Maybe for me I'm trying to reproduce the Czech Phil or other orchestra playing in my lounge...doubt I'd get the woodwindsection in let alone the rest of the orchestra mind you!
Sorry, but once again this is complete nonsense.

All electric instruments are amplified and played through loudspeakers. In an indoor concert only a spall proportion of what you hear from the electric instruments comes through the PA (sound reinforcement) system, the vast bulk of the sound that you hear comes directly off of the stage, ie the guitar amps and the rest of the backline.

What of course would be more interesting is your reaction to the sound level generated by an orchestra playing loud which can often measure comparibly to that of a rock band, yet the perception is quite different.

You describe the orchestra as more engaging than the rock band, can you eleborate on that? What was it about the sound of the rock band that disengaged you? Genuine question, I find this sort of thing fascinating.
As i said with the Orchestra no microphones no speakers you are listening to the sound produced by the musical instruments. With the rock band you are listening to amplified sound OK on a different level to your home system but it's stil amplified and put out by speakers as you yourself have said 'All electric instruments are amplified and played through loudspeakers.'

I'm not saying there is anything wrong with that.

It's difficult to compare two obviously different genres of music being performed in the same venue, but in my opinion which may may of course be worth nothing, I felt that St David's was too small for the type of concert that Brit Floyd put on....it was a tad too loud for the hall. I also found that the mix was wrong. Initially the performance sounded very impressive and I had goosebumps so I was engaged initially but soon felt a certain amount of listening fatigue setting in, like listening too long on an overbright HiFi system. I also found on some of the numbers they played that vocals were difficult to distinguish, drowned out by the music, lessening my overall enjoyment of the performance.

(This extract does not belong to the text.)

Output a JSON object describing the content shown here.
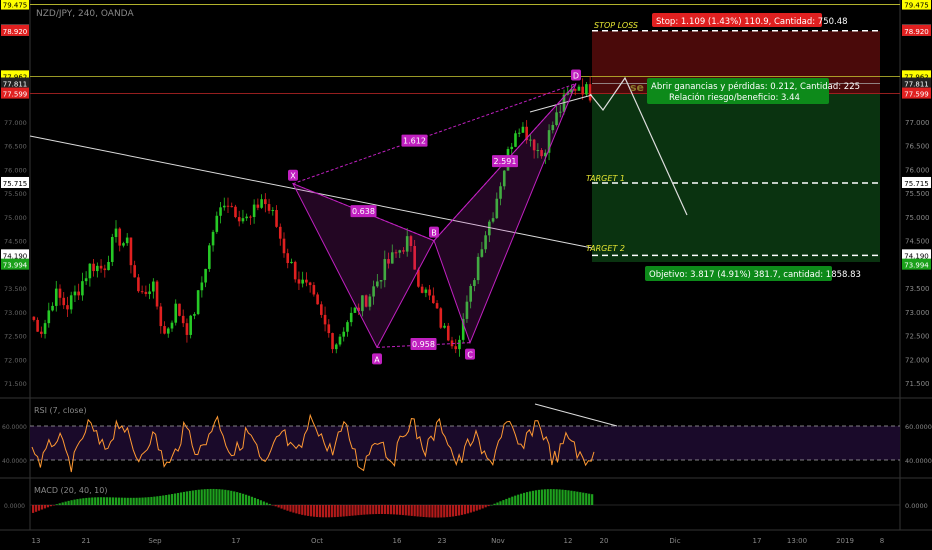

I admit I've been to more Classical concerts in St Davids and find the acoustics there truly excellent for that type of music (as you yourself have alluded to). The Czech Phil concert Programme was Mendelssohn's violin concerto and excerpts from Smetana's Ma Vlast. The thing I particularly remember was being emotionally moved by the obvious pleasure and pride the orchestra took in playing music from their own Country. The Mendelssohn was good, but when they started on the Smetana, as a listener, I felt they were really enjoying what they were playing. It certainly came over in their performance, and of course not a loudspeaker in sight!